Ivan Caldarese, Ambulatorio 62. L’inchiostro che parla di cancro, Marotta & Cafiero, Napoli, 2016.

Recensione di Lorenzo Spurio

Dovendo vivere per un tempo limitato, è un vero peccato lasciar scorrere via, nell’apatia o nell’indifferenza, così tanti momenti. La verità è che, il più delle volte, realizziamo l’importanza delle cose quando non ci sono più oppure quando iniziano a scarseggiare. (27)

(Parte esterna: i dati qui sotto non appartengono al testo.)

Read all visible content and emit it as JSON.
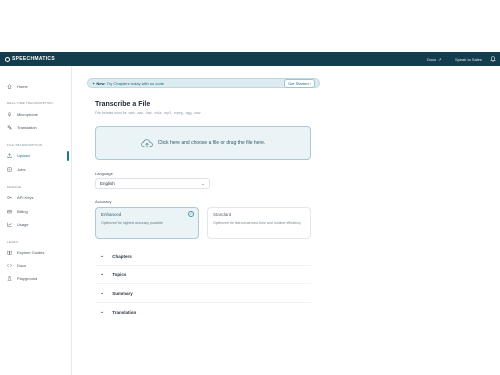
{
  "brand": {
    "name": "SPEECHMATICS"
  },
  "topnav": {
    "docs": "Docs",
    "docs_ext": "↗",
    "sales": "Speak to Sales",
    "bell": "🔔"
  },
  "sidebar": {
    "home": "Home",
    "sections": {
      "realtime": "Real-time transcription",
      "file": "File transcription",
      "manage": "Manage",
      "learn": "Learn"
    },
    "items": {
      "microphone": "Microphone",
      "translation": "Translation",
      "upload": "Upload",
      "jobs": "Jobs",
      "api_keys": "API Keys",
      "billing": "Billing",
      "usage": "Usage",
      "explore_guides": "Explore Guides",
      "docs": "Docs",
      "playground": "Playground"
    }
  },
  "banner": {
    "badge": "New",
    "text": "Try Chapters today with no code",
    "button": "Get Started ›"
  },
  "main": {
    "title": "Transcribe a File",
    "subtitle": "File formats must be .wav, .aac, .flac, .m4a, .mp3, .mpeg, .ogg, .wav",
    "dropzone": "Click here and choose a file or drag the file here.",
    "language_label": "Language",
    "language_value": "English",
    "accuracy_label": "Accuracy",
    "accuracy": {
      "enhanced_title": "Enhanced",
      "enhanced_desc": "Optimized for highest accuracy possible",
      "standard_title": "Standard",
      "standard_desc": "Optimized for fast turnaround time and runtime efficiency",
      "selected": "Enhanced"
    },
    "accordions": [
      "Chapters",
      "Topics",
      "Summary",
      "Translation"
    ]
  }
}
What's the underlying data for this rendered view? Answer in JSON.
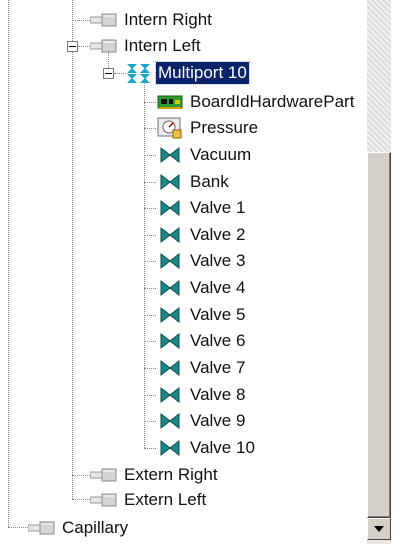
{
  "tree": {
    "items": [
      {
        "label": "Intern Right",
        "icon": "connector-icon",
        "selected": false
      },
      {
        "label": "Intern Left",
        "icon": "connector-icon",
        "selected": false,
        "expanded": true
      },
      {
        "label": "Multiport 10",
        "icon": "multiport-icon",
        "selected": true,
        "expanded": true
      },
      {
        "label": "BoardIdHardwarePart",
        "icon": "board-icon",
        "selected": false
      },
      {
        "label": "Pressure",
        "icon": "pressure-gauge-icon",
        "selected": false
      },
      {
        "label": "Vacuum",
        "icon": "valve-icon",
        "selected": false
      },
      {
        "label": "Bank",
        "icon": "valve-icon",
        "selected": false
      },
      {
        "label": "Valve 1",
        "icon": "valve-icon",
        "selected": false
      },
      {
        "label": "Valve 2",
        "icon": "valve-icon",
        "selected": false
      },
      {
        "label": "Valve 3",
        "icon": "valve-icon",
        "selected": false
      },
      {
        "label": "Valve 4",
        "icon": "valve-icon",
        "selected": false
      },
      {
        "label": "Valve 5",
        "icon": "valve-icon",
        "selected": false
      },
      {
        "label": "Valve 6",
        "icon": "valve-icon",
        "selected": false
      },
      {
        "label": "Valve 7",
        "icon": "valve-icon",
        "selected": false
      },
      {
        "label": "Valve 8",
        "icon": "valve-icon",
        "selected": false
      },
      {
        "label": "Valve 9",
        "icon": "valve-icon",
        "selected": false
      },
      {
        "label": "Valve 10",
        "icon": "valve-icon",
        "selected": false
      },
      {
        "label": "Extern Right",
        "icon": "connector-icon",
        "selected": false
      },
      {
        "label": "Extern Left",
        "icon": "connector-icon",
        "selected": false
      },
      {
        "label": "Capillary",
        "icon": "connector-icon",
        "selected": false
      }
    ]
  },
  "colors": {
    "selection": "#0a246a",
    "valve": "#1a8a8a",
    "multiport": "#18a6c8",
    "board": "#2f9a2f"
  }
}
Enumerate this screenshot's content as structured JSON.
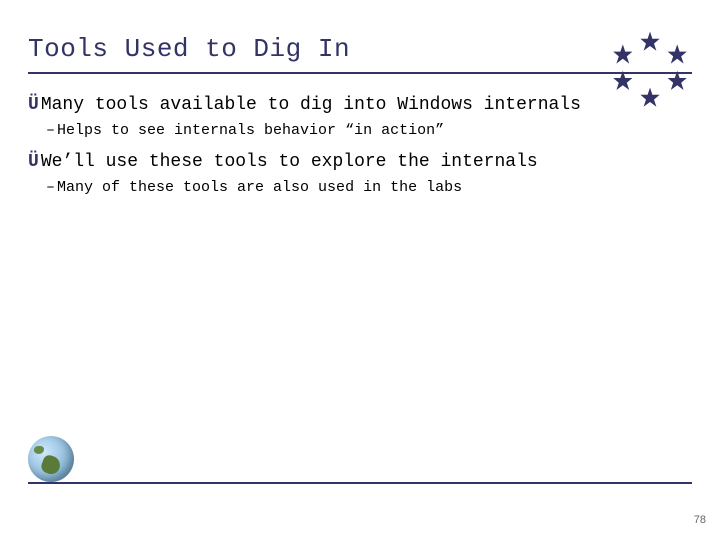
{
  "title": "Tools Used to Dig In",
  "bullets": {
    "b1a": "Many tools available to dig into Windows internals",
    "b2a": "Helps to see internals behavior “in action”",
    "b1b": "We’ll use these tools to explore the internals",
    "b2b": "Many of these tools are also used in the labs"
  },
  "glyphs": {
    "arrow": "Ü",
    "dash": "–"
  },
  "page_number": "78",
  "colors": {
    "accent": "#333366"
  }
}
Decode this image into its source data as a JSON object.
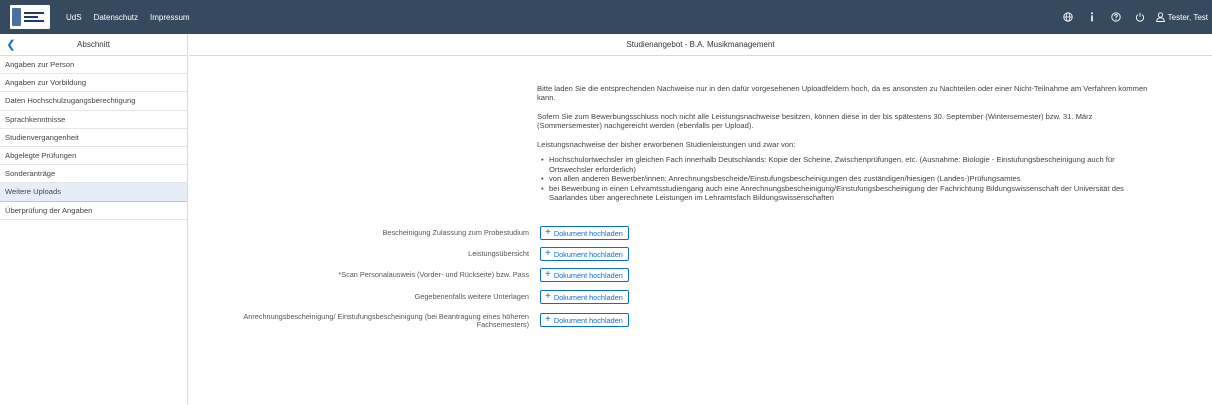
{
  "shell": {
    "nav": [
      "UdS",
      "Datenschutz",
      "Impressum"
    ],
    "user_name": "Tester, Test",
    "icons": [
      "globe-icon",
      "info-icon",
      "help-icon",
      "power-icon",
      "user-icon"
    ]
  },
  "sidebar": {
    "title": "Abschnitt",
    "items": [
      {
        "label": "Angaben zur Person"
      },
      {
        "label": "Angaben zur Vorbildung"
      },
      {
        "label": "Daten Hochschulzugangsberechtigung"
      },
      {
        "label": "Sprachkenntnisse"
      },
      {
        "label": "Studienvergangenheit"
      },
      {
        "label": "Abgelegte Prüfungen"
      },
      {
        "label": "Sonderanträge"
      },
      {
        "label": "Weitere Uploads",
        "active": true
      },
      {
        "label": "Überprüfung der Angaben"
      }
    ]
  },
  "main": {
    "title": "Studienangebot - B.A. Musikmanagement",
    "para1": "Bitte laden Sie die entsprechenden Nachweise nur in den dafür vorgesehenen Uploadfeldern hoch, da es ansonsten zu Nachteilen oder einer Nicht-Teilnahme am Verfahren kommen kann.",
    "para2": "Sofern Sie zum Bewerbungsschluss noch nicht alle Leistungsnachweise besitzen, können diese in der bis spätestens 30. September (Wintersemester) bzw. 31. März (Sommersemester) nachgereicht werden (ebenfalls per Upload).",
    "para3": "Leistungsnachweise der bisher erworbenen Studienleistungen und zwar von:",
    "bullets": [
      "Hochschulortwechsler im gleichen Fach innerhalb Deutschlands: Kopie der Scheine, Zwischenprüfungen, etc. (Ausnahme: Biologie - Einstufungsbescheinigung auch für Ortswechsler erforderlich)",
      "von allen anderen Bewerber/innen: Anrechnungsbescheide/Einstufungsbescheinigungen des zuständigen/hiesigen (Landes-)Prüfungsamtes",
      "bei Bewerbung in einen Lehramtsstudiengang auch eine Anrechnungsbescheinigung/Einstufungsbescheinigung der Fachrichtung Bildungswissenschaft der Universität des Saarlandes über angerechnete Leistungen im Lehramtsfach Bildungswissenschaften"
    ],
    "upload_button_label": "Dokument hochladen",
    "uploads": [
      {
        "label": "Bescheinigung Zulassung zum Probestudium"
      },
      {
        "label": "Leistungsübersicht"
      },
      {
        "label": "*Scan Personalausweis (Vorder- und Rückseite) bzw. Pass"
      },
      {
        "label": "Gegebenenfalls weitere Unterlagen"
      },
      {
        "label": "Anrechnungsbescheinigung/ Einstufungsbescheinigung (bei Beantragung eines höheren Fachsemesters)"
      }
    ]
  },
  "colors": {
    "shell_bg": "#354a5f",
    "accent": "#0a6ed1",
    "active_item_bg": "#e5eef8"
  }
}
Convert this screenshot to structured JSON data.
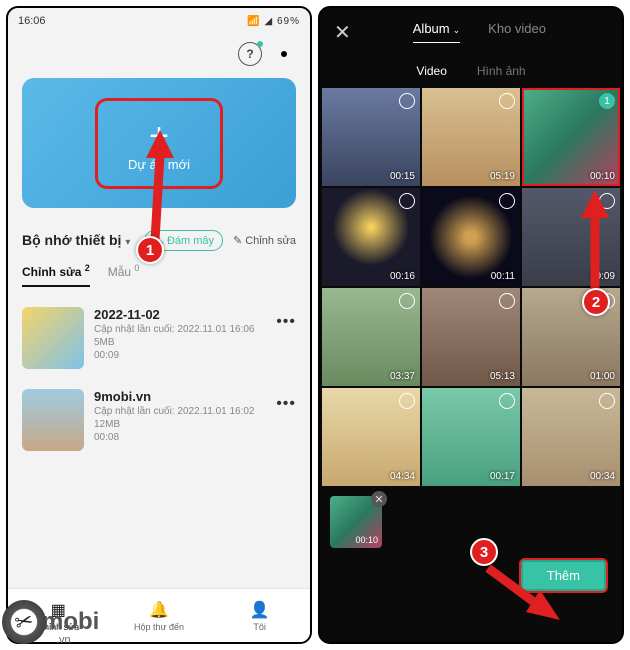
{
  "statusbar": {
    "time": "16:06",
    "battery": "69%"
  },
  "left": {
    "new_project": "Dự án mới",
    "storage_title": "Bộ nhớ thiết bị",
    "cloud_btn": "Đám mây",
    "edit_link": "Chỉnh sửa",
    "tabs": {
      "edit": "Chỉnh sửa",
      "edit_count": "2",
      "template": "Mẫu",
      "template_count": "0"
    },
    "projects": [
      {
        "name": "2022-11-02",
        "updated": "Cập nhật lần cuối: 2022.11.01 16:06",
        "size": "5MB",
        "dur": "00:09"
      },
      {
        "name": "9mobi.vn",
        "updated": "Cập nhật lần cuối: 2022.11.01 16:02",
        "size": "12MB",
        "dur": "00:08"
      }
    ],
    "nav": {
      "edit": "Chỉnh sửa",
      "inbox": "Hộp thư đến",
      "me": "Tôi"
    }
  },
  "right": {
    "tab_album": "Album",
    "tab_stock": "Kho video",
    "sub_video": "Video",
    "sub_image": "Hình ảnh",
    "cells": [
      {
        "dur": "00:15"
      },
      {
        "dur": "05:19"
      },
      {
        "dur": "00:10",
        "selected": true,
        "badge": "1"
      },
      {
        "dur": "00:16"
      },
      {
        "dur": "00:11"
      },
      {
        "dur": "00:09"
      },
      {
        "dur": "03:37"
      },
      {
        "dur": "05:13"
      },
      {
        "dur": "01:00"
      },
      {
        "dur": "04:34"
      },
      {
        "dur": "00:17"
      },
      {
        "dur": "00:34"
      }
    ],
    "selected_dur": "00:10",
    "add_btn": "Thêm"
  },
  "markers": {
    "m1": "1",
    "m2": "2",
    "m3": "3"
  },
  "logo": {
    "text": "mobi",
    "sub": ".vn"
  }
}
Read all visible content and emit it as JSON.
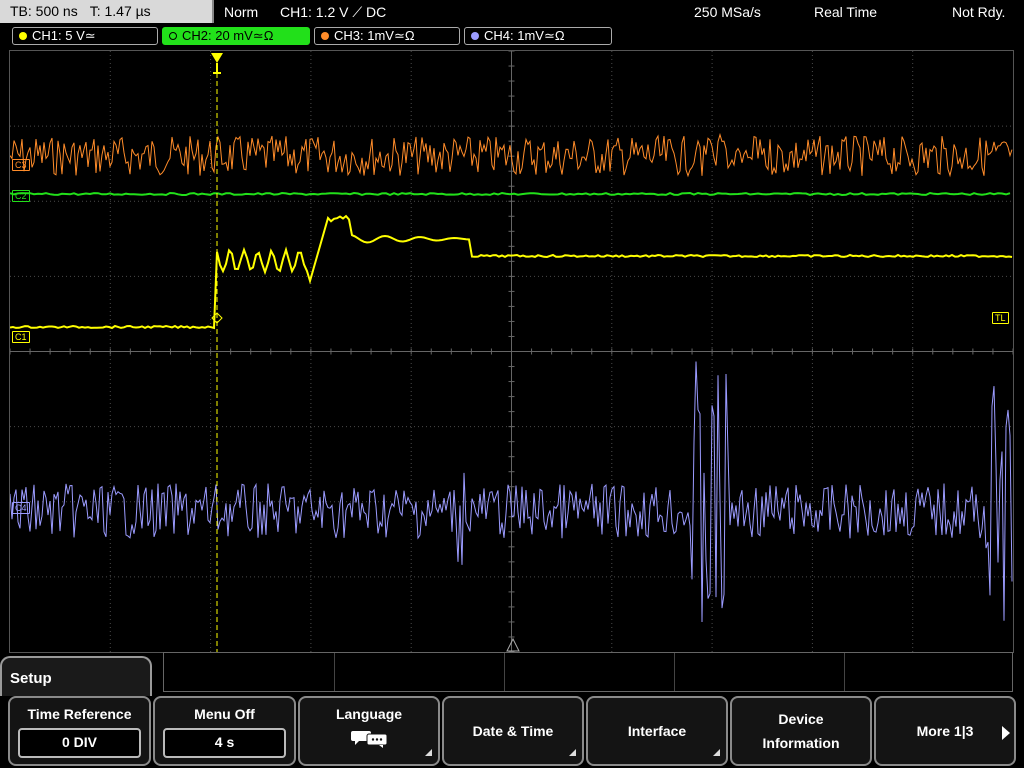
{
  "top": {
    "tb_label": "TB: 500 ns",
    "trigger_time": "T: 1.47 µs",
    "mode": "Norm",
    "trigger_info": "CH1: 1.2 V ⟋ DC",
    "sample_rate": "250 MSa/s",
    "acq_mode": "Real Time",
    "status": "Not Rdy."
  },
  "channels": [
    {
      "label": "CH1: 5 V≃",
      "color": "#ffff00",
      "active": false
    },
    {
      "label": "CH2: 20 mV≃Ω",
      "color": "#22e01a",
      "active": true
    },
    {
      "label": "CH3: 1mV≃Ω",
      "color": "#ff8c2a",
      "active": false
    },
    {
      "label": "CH4: 1mV≃Ω",
      "color": "#9b9bff",
      "active": false
    }
  ],
  "markers": {
    "c3": "C3",
    "c2": "C2",
    "c1": "C1",
    "c4": "C4",
    "trigger_level": "TL",
    "trigger_pos": "T"
  },
  "menu": {
    "title": "Setup",
    "softkeys": [
      {
        "label": "Time Reference",
        "value": "0 DIV"
      },
      {
        "label": "Menu Off",
        "value": "4 s"
      },
      {
        "label": "Language",
        "icon": "speech-bubbles-icon"
      },
      {
        "label": "Date & Time"
      },
      {
        "label": "Interface"
      },
      {
        "label_line1": "Device",
        "label_line2": "Information"
      },
      {
        "label": "More 1|3"
      }
    ]
  },
  "colors": {
    "ch1": "#ffff00",
    "ch2": "#22e01a",
    "ch3": "#ff8c2a",
    "ch4": "#9b9bff",
    "grid": "#4a4a4a"
  }
}
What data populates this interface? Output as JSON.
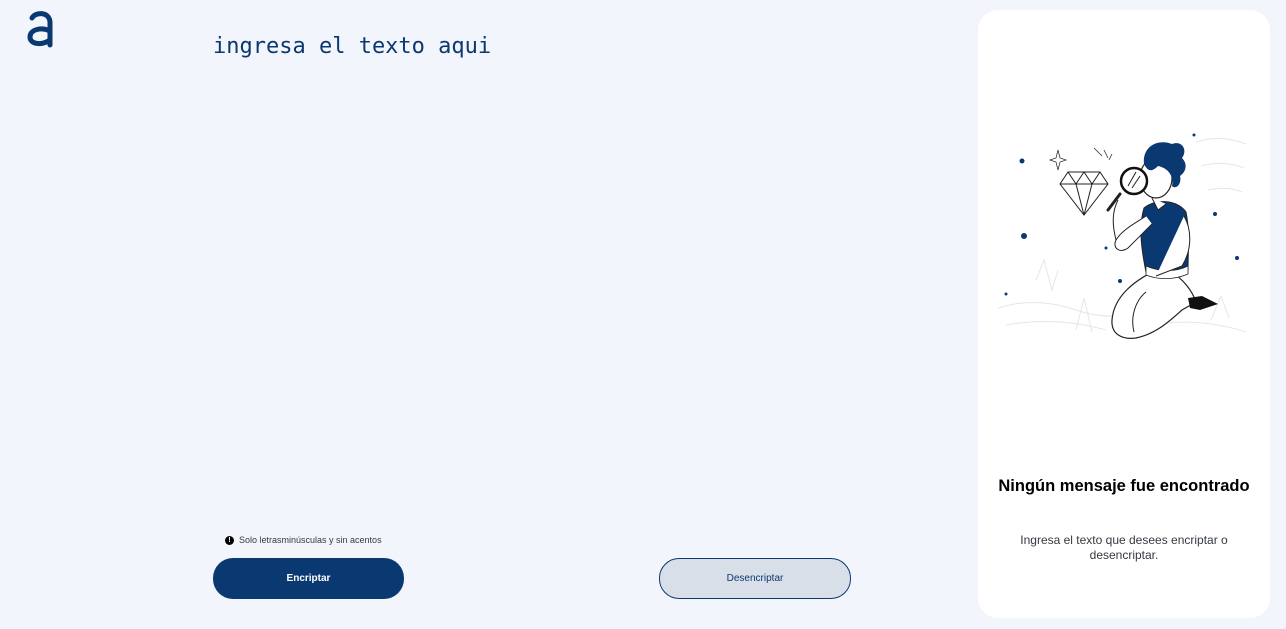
{
  "input": {
    "placeholder": "ingresa el texto aqui"
  },
  "hint": {
    "icon": "info-icon",
    "text": "Solo letrasminúsculas y sin acentos"
  },
  "buttons": {
    "encrypt_label": "Encriptar",
    "decrypt_label": "Desencriptar"
  },
  "output_panel": {
    "title": "Ningún mensaje fue encontrado",
    "description": "Ingresa el texto que desees encriptar o desencriptar.",
    "illustration": "person-with-magnifying-glass-illustration"
  },
  "colors": {
    "background": "#F3F5FC",
    "primary": "#0A3871",
    "secondary_button": "#D8DFE8",
    "panel": "#FFFFFF"
  }
}
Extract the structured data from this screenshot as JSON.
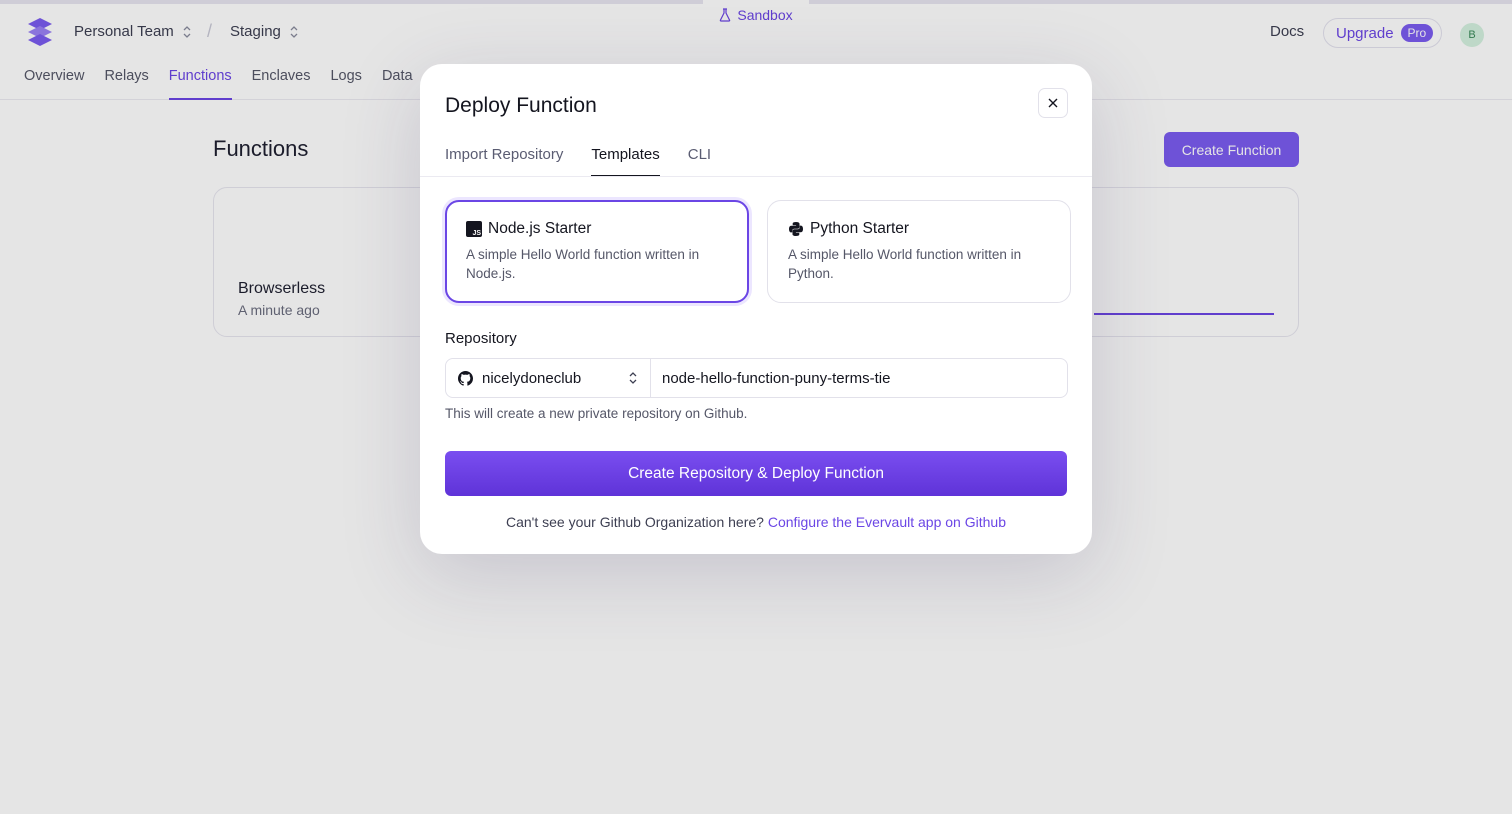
{
  "header": {
    "sandbox_label": "Sandbox",
    "team": "Personal Team",
    "environment": "Staging",
    "docs": "Docs",
    "upgrade": "Upgrade",
    "plan_badge": "Pro",
    "avatar_initial": "B"
  },
  "nav": {
    "items": [
      "Overview",
      "Relays",
      "Functions",
      "Enclaves",
      "Logs",
      "Data"
    ],
    "active": "Functions"
  },
  "page": {
    "title": "Functions",
    "create_button": "Create Function",
    "card": {
      "name": "Browserless",
      "time": "A minute ago"
    }
  },
  "modal": {
    "title": "Deploy Function",
    "tabs": [
      "Import Repository",
      "Templates",
      "CLI"
    ],
    "active_tab": "Templates",
    "templates": [
      {
        "name": "Node.js Starter",
        "description": "A simple Hello World function written in Node.js.",
        "icon": "nodejs-icon",
        "selected": true
      },
      {
        "name": "Python Starter",
        "description": "A simple Hello World function written in Python.",
        "icon": "python-icon",
        "selected": false
      }
    ],
    "repository_label": "Repository",
    "owner": "nicelydoneclub",
    "repo_name": "node-hello-function-puny-terms-tie",
    "hint": "This will create a new private repository on Github.",
    "deploy_button": "Create Repository & Deploy Function",
    "footer_text": "Can't see your Github Organization here?",
    "footer_link": "Configure the Evervault app on Github"
  },
  "colors": {
    "accent": "#6b46e5",
    "button": "#7b5cf0"
  }
}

Ambulatorio-62 (1).jpgIl romanzo di Ivan Caldarese, Ambulatorio 62, è uno di quei libri che non lasciano indifferenti chi si accosta ad esso e lo legge. Capita raramente che una lettura si dimostri sin dalle prime righe avvincente e persuasiva tanto da portare a fagocitare l’intero volume in un paio di ore. Capita, al di là del coinvolgimento nei viluppi narrativi che siamo intenzionati a conoscere come evolvano, quando –come nel caso del libro di Ivan- il lettore sperimenta una forma dialogica intima con l’autore, una relazione di prossimità e vicinanza che non gli consente di abbandonare né di tralasciare il personaggio della storia e di posticipare la lettura delle sue vicende in un tempo futuro. Romanzi del genere hanno la volontà di descrivere un’esistenza che non può né deve essere bloccata neppure dinanzi alla organizzazione lettoria di chi se ne appropria perché il flusso emotivo, la carica introspettiva e gli scavi dell’anima che vengono trasposti sulla carta hanno una forza talmente alta che il lettore non può sentirsi solamente tale, ma una sorta di sodale del nostro, di amico che, pur silente, accoglie con vicinanza il disincanto, la difficoltà e le problematiche esistenziali. Qui, in Ambulatorio 62, avviene tutto questo perché ci troviamo dinanzi a una sorta di diario delle vicende mediche che contraddistinsero il personaggio in prima persona, immagine dello stesso autore, in un difficile calvario tra la minaccia della morte e la rinascita. 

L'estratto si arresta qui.